Kita tidak mungkin dapat mencetak manusia-manusia seperti sahabat. Dengan apapun caranya kita tidak bisa mencapai derajat seperti mereka.

لَوْ أَنَّ أَحَدَكُمْ أَنْفَقَ مِثْلَ أُحُدٍ ذَهَبًا مَا بَلَغَ مُدَّ أَحَدِهِمْ وَلَا نَصِيْفَهُ

"Jika salah seorang dari kalian menginfakkan emas sebesar gunung Uhud pun maka tidak akan sama (kedudukannya) dengan mereka, bahkan tidak juga setengahnya." (Muttafaq alaih)

Di zaman kita ini, andai seseorang berinfak fisabilillah seberat gunung Uhud tidak mungkin akan sebanding dengan infak setengah tapak tangannya sahabat radhiyallahu anhum. Artinya, kita tidak mungkin dapat menyamai ilmu, ibadah, amalan bahkan ujian mereka.
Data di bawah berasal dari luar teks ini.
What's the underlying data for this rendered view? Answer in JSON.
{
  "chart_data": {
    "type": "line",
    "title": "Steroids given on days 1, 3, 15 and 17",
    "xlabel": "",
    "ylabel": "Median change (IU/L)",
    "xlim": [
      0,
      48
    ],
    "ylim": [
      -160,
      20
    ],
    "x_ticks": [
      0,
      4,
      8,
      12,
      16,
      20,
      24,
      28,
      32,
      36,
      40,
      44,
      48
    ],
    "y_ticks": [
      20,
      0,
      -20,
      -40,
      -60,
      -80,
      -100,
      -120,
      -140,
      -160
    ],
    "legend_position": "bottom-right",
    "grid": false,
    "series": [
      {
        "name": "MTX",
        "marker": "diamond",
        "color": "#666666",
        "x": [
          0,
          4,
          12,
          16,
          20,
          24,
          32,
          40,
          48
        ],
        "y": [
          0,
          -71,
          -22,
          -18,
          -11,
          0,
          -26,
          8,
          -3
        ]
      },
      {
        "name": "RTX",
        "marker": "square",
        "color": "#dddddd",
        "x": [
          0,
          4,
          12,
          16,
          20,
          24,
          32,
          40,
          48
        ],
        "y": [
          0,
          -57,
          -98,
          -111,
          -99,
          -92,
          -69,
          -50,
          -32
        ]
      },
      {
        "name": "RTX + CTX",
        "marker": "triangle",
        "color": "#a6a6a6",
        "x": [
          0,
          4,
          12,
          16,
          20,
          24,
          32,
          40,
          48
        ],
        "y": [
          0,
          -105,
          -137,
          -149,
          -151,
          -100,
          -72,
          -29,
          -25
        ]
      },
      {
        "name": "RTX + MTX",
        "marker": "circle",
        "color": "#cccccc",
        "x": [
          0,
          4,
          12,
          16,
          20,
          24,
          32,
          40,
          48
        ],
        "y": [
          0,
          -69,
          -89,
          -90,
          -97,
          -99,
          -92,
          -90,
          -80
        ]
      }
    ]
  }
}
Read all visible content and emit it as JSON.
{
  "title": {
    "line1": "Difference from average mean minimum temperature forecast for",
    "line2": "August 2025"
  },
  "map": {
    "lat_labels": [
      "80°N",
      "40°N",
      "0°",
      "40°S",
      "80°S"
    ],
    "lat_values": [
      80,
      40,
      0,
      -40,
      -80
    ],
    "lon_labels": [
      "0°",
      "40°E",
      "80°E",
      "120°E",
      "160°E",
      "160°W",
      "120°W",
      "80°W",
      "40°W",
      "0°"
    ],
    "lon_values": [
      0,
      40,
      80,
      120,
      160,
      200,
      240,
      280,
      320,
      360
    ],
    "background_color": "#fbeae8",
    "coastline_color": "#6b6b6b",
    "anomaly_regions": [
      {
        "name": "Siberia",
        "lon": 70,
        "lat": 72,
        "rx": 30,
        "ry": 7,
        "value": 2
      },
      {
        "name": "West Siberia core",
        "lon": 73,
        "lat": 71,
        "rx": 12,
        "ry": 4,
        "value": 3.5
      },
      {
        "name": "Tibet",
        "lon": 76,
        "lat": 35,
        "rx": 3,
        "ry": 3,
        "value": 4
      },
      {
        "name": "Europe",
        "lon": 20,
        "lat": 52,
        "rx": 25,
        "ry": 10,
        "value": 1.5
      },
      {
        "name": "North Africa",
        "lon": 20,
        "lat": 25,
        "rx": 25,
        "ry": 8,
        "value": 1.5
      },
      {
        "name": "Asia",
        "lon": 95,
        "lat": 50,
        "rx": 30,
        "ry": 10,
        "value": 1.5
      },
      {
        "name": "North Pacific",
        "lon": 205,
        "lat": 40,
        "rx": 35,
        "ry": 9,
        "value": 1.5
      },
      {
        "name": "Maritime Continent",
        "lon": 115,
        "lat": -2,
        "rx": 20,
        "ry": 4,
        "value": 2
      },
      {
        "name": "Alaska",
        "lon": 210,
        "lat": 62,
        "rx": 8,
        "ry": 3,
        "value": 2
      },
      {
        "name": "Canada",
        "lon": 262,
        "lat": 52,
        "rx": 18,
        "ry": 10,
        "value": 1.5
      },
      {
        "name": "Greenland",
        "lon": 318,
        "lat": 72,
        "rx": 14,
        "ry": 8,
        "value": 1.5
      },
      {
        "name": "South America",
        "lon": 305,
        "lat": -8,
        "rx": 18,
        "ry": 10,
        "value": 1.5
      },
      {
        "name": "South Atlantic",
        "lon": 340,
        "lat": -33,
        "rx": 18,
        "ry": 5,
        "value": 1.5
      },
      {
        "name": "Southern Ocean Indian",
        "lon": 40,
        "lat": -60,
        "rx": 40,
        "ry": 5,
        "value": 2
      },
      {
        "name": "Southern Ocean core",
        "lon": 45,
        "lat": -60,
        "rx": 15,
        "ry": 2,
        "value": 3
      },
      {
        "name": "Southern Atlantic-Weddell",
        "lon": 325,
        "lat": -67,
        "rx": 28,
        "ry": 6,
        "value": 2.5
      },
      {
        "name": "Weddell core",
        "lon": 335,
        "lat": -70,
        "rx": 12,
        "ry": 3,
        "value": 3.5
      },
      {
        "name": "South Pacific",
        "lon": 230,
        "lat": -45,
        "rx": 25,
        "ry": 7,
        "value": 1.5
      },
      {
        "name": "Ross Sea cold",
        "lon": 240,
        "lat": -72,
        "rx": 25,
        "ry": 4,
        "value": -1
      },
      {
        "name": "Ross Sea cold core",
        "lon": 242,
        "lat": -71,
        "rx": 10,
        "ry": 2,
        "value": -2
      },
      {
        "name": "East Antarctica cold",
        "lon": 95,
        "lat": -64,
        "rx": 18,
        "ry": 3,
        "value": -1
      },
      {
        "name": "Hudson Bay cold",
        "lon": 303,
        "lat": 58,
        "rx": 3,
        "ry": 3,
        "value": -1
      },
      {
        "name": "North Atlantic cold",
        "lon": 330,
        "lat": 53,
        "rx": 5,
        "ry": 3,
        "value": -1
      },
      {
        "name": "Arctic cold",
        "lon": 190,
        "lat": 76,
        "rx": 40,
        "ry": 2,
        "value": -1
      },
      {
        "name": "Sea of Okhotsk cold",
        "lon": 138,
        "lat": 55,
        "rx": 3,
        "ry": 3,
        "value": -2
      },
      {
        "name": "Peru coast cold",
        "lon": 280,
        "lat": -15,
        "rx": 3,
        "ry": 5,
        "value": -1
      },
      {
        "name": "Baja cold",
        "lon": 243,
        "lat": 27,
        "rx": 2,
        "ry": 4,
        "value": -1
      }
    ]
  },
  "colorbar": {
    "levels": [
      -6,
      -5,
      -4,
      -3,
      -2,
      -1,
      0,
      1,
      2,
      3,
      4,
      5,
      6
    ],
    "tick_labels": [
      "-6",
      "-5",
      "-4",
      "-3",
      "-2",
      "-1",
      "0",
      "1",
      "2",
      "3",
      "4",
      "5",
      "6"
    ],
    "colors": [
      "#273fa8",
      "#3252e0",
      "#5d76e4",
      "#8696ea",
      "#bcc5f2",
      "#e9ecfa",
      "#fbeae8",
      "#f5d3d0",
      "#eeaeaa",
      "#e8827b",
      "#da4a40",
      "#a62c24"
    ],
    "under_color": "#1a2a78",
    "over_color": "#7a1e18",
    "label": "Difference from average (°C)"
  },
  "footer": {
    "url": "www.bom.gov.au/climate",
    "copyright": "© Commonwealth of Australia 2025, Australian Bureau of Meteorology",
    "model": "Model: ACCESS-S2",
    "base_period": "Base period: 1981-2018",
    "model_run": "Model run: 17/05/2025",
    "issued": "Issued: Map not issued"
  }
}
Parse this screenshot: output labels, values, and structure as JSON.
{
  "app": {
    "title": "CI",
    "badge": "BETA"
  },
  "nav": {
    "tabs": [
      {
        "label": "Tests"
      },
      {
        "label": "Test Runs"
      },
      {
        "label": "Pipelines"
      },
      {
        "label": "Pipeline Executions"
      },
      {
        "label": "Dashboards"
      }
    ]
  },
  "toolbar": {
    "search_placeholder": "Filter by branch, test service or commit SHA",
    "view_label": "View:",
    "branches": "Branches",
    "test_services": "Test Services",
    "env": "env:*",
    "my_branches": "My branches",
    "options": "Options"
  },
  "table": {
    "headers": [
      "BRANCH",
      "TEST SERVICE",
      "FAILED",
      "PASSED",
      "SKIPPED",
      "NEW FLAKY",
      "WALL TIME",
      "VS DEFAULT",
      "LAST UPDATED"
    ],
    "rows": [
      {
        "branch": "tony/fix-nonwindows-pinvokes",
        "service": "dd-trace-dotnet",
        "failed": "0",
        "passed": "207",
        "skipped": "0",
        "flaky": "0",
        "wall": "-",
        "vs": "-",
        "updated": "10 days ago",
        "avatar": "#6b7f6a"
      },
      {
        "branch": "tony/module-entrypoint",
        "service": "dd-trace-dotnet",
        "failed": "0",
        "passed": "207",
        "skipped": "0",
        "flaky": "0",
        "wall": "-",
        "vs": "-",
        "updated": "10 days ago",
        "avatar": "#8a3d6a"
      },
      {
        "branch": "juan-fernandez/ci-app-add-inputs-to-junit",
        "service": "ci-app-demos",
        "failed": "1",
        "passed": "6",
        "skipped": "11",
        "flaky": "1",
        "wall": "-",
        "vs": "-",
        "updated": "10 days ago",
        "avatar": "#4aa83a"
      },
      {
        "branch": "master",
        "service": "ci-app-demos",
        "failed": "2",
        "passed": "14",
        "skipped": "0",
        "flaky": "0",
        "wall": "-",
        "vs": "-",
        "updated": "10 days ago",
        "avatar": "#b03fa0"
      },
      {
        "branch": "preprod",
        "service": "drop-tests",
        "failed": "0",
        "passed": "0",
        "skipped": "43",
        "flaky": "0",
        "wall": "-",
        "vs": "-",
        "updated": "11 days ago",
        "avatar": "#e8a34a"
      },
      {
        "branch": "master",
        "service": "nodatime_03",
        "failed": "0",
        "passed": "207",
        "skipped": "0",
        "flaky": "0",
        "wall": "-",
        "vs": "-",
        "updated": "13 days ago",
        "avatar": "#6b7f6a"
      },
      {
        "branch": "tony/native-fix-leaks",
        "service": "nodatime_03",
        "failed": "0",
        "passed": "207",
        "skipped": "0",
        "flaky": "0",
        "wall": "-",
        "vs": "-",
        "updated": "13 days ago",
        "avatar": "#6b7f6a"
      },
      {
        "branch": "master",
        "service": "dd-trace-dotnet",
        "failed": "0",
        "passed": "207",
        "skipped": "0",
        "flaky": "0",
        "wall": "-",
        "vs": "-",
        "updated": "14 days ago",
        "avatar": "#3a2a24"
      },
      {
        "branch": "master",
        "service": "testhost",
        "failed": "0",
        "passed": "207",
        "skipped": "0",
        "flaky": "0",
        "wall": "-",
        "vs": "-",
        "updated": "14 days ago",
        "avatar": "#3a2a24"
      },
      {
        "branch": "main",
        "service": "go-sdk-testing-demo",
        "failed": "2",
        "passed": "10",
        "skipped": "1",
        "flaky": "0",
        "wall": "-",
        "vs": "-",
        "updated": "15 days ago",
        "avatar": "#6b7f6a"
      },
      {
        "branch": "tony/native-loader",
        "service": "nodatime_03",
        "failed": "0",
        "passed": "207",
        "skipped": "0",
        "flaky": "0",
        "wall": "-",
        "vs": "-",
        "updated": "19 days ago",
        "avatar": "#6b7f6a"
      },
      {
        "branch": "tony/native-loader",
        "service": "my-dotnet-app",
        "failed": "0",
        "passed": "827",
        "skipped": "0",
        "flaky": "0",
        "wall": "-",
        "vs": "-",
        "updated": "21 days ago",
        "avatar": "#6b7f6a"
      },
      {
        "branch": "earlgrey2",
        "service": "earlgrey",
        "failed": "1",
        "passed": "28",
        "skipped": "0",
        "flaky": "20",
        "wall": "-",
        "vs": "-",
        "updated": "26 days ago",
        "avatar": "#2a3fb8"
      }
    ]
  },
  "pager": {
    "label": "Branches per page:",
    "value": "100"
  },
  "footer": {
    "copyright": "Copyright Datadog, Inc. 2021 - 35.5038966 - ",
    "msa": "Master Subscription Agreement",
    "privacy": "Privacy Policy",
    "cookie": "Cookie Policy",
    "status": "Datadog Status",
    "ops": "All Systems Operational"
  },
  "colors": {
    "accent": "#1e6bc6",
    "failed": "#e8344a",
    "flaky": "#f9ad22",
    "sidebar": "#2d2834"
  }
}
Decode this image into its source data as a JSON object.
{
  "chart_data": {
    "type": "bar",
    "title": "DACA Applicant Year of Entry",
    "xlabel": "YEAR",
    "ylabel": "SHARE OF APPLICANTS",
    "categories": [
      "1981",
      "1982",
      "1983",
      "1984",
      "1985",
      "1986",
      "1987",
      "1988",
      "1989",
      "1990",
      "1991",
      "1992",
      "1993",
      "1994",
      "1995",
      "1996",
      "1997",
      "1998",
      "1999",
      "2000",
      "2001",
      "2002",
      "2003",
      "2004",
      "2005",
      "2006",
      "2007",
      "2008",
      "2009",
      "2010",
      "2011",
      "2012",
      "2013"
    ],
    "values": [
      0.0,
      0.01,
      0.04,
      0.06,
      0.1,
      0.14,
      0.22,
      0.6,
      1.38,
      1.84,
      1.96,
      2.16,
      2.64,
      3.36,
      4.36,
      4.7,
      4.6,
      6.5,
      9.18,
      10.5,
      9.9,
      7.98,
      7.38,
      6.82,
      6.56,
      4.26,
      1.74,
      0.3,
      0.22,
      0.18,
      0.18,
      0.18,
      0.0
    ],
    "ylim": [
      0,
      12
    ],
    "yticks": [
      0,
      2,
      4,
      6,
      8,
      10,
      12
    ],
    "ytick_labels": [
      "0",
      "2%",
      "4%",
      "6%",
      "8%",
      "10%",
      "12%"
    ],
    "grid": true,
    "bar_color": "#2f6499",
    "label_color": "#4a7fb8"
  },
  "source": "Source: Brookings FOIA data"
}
Bahkan 10 persennya pun tidak mungkin!

Terdapat kaidah yang harus kita perhatikan dalam menimbang amalan orang-orang sebelum kita:

المتأخر لا يمكن أن يبلغ شأن المتقدمين

"Generasi setelahnya tidak akan mungkin dapat menyambangi kedudukan generasi sebelumnya."

Syeikh Rifai Surur rahimahullah ketika berjumpa dengan orang-orang dari generasi sebelumnya selalu mengatakan: Kami adalah hasil produksi kalian, kami adalah hasil dari dakwah kalian.

Hak mereka untuk didoakan, dimintakan ampunan pada Allah kesalahan-kesalahan mereka dan membuang ghil (hasad, benci dan dendam) dalam hati kita pada mereka. Allah berfirman:

وَالَّذِينَ جَاءُوا مِنْ بَعْدِهِمْ يَقُولُونَ رَبَّنَا اغْفِرْ لَنَا وَلِإِخْوَانِنَا الَّذِينَ سَبَقُونَا بِالْإِيمَانِ وَلَا تَجْعَلْ فِي قُلُوبِنَا غِلًّا لِلَّذِينَ آمَنُوا رَبَّنَا إِنَّكَ رَءُوفٌ رَحِيمٌ

Dan orang-orang yang datang sesudah mereka berdoa: "Ya Rabb kami, beri ampunlah kami dan saudara-saudara kami yang telah beriman lebih dulu dari kami, dan janganlah Engkau membiarkan kedengkian dalam hati kami terhadap orang-orang yang beriman; Ya Rabb kami, Sesungguhnya Engkau Maha Penyantun lagi Maha Penyayang". (Al-Hasr: 10)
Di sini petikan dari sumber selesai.